Reklamların kitleleri tüketime nasıl yönlendirdiği ancak onların mesajlarını yapı içerisinde nasıl ifade ettikleri incelenerek anlamlandırılabilir. Reklamda kullanılan imgelerin büyük çoğunluğu yapı ekseninde değerlendirildiğinde aslında görünenden daha ileri anlamlar taşıyan mesajlardır. Bir ürün/hizmet hakkında tüketicilere sunulan mesajlarla onların sistem tarafından dayatılan ürünleri/hizmetleri satın almaları istenir. Sistem bu satın almaların durmaksızın devamlılığını istemektedir. Bu bağlamda tüketimin sürekliliğini sağlayabilmek adına yapıyı sürekli değerlendirerek yeni mesajlar yaratılmaktadır. Burada bahsedilen kavramların hepsi bu çalışma özelinde değerlendirildiğinde, televizyonda yayınlanan banka

reklamlarında mizah ve mizahi karakterler aracılığıyla anlamın nasıl üretildiği, üretilen anlamların reklam mesajı olarak nasıl kodlandığı ve bunların manipülatif etkisi gibi konular göstergebilim ve yapısalcılık kuramı çerçevesinde eleştirel bir yaklaşımla değerlendirilecektir.

ÜÇÜNCÜ BÖLÜM

3 ARAŞTIRMANIN EVRENİ VE ÖRNEKLEM, SINIRLILIKLAR VE YÖNTEM

3.1 Evren ve Örneklem

Bu araştırmanın evrenini Türkiye’de 2014 yılı ile 2015 yılının ilk yarısında ulusal kanallarda yayınlanan 42,976 televizyon reklamı oluşturmaktadır. Araştırma örneklemini ise bankacılık sektörüne ait 701 tekrarlı reklam içinden amaçlı örneklemle seçilen mizah ve mizahi karakterin birlikte kullanıldığı 7 (tekrarsız) reklam oluşturmaktadır.

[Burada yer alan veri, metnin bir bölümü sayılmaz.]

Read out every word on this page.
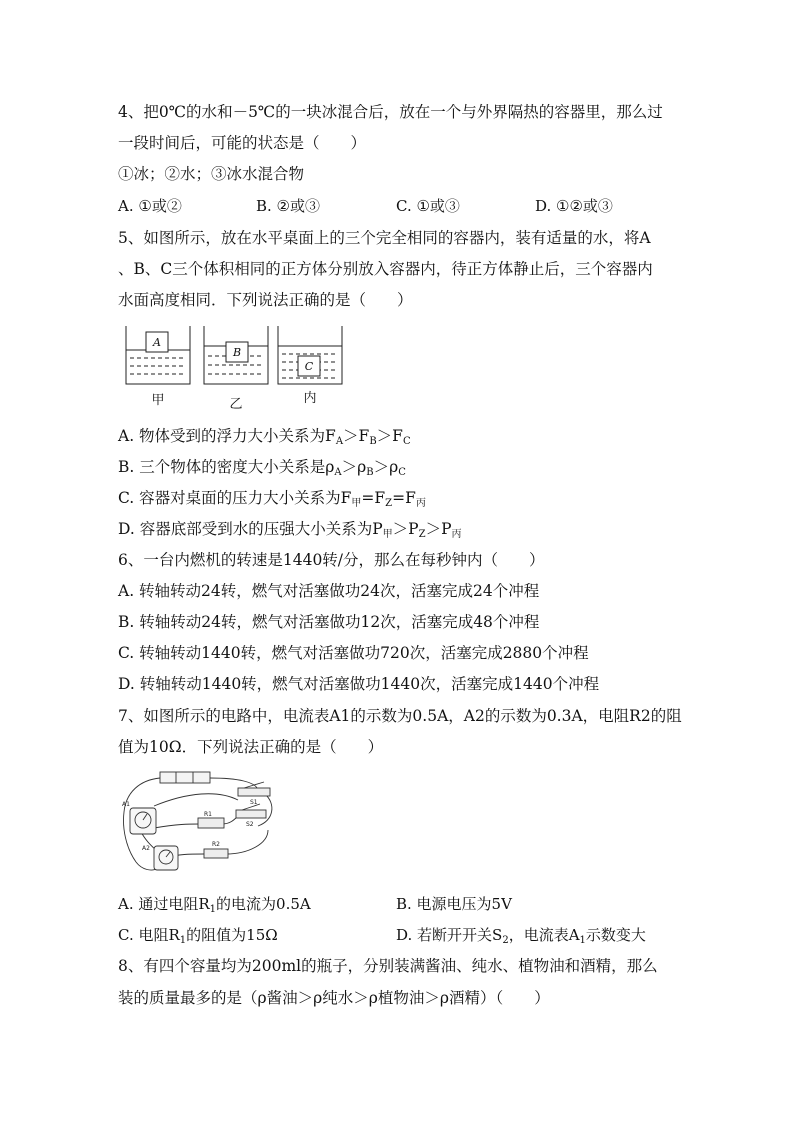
4、把0℃的水和－5℃的一块冰混合后，放在一个与外界隔热的容器里，那么过
一段时间后，可能的状态是（　　）
①冰；②水；③冰水混合物
A. ①或②	B. ②或③	C. ①或③	D. ①②或③
5、如图所示，放在水平桌面上的三个完全相同的容器内，装有适量的水，将A
、B、C三个体积相同的正方体分别放入容器内，待正方体静止后，三个容器内
水面高度相同．下列说法正确的是（　　）
A
B
C
甲	乙	内
A. 物体受到的浮力大小关系为$F_A>F_B>F_C$
B. 三个物体的密度大小关系是$\rho_A>\rho_B>\rho_C$
C. 容器对桌面的压力大小关系为$F_甲=F_Z=F_丙$
D. 容器底部受到水的压强大小关系为$P_甲>P_Z>P_丙$
6、一台内燃机的转速是1440转/分，那么在每秒钟内（　　）
A. 转轴转动24转，燃气对活塞做功24次，活塞完成24个冲程
B. 转轴转动24转，燃气对活塞做功12次，活塞完成48个冲程
C. 转轴转动1440转，燃气对活塞做功720次，活塞完成2880个冲程
D. 转轴转动1440转，燃气对活塞做功1440次，活塞完成1440个冲程
7、如图所示的电路中，电流表A1的示数为0.5A，A2的示数为0.3A，电阻R2的阻
值为10Ω．下列说法正确的是（　　）
S1
A1
R1
S2
A2
R2
A. 通过电阻$R_1$的电流为0.5A	B. 电源电压为5V
C. 电阻$R_1$的阻值为15Ω	D. 若断开开关$S_2$，电流表$A_1$示数变大
8、有四个容量均为200ml的瓶子，分别装满酱油、纯水、植物油和酒精，那么
装的质量最多的是（ρ酱油＞ρ纯水＞ρ植物油＞ρ酒精）（　　）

Çalışma kapsamında, 2014 yılı ile 2015 yılının ilk yarısında ulusal televizyon kanallarında yayınlanan ve bankacılık sektörüne ait olan televizyon reklamları incelenmiştir.

Bu süreçte yalnızca bankacılık sektörüne ait televizyon reklamları incelemeye tabi tutulmuş, diğer sektörlere ait reklamlar dikkate alınmamıştır. Bankacılık sektörüne ait reklamlar arasından mizahla birlikte ünlü mizahi karakterlerin kullanıldığı farklı 7 bankanın (İş Bankası, Finans Bank, Deniz Bank, Ing Bank, Garanti Bankası, Ak Bank, Yapı Kredi) reklamları amaçlı örnekleme yöntemiyle belirlenmiştir.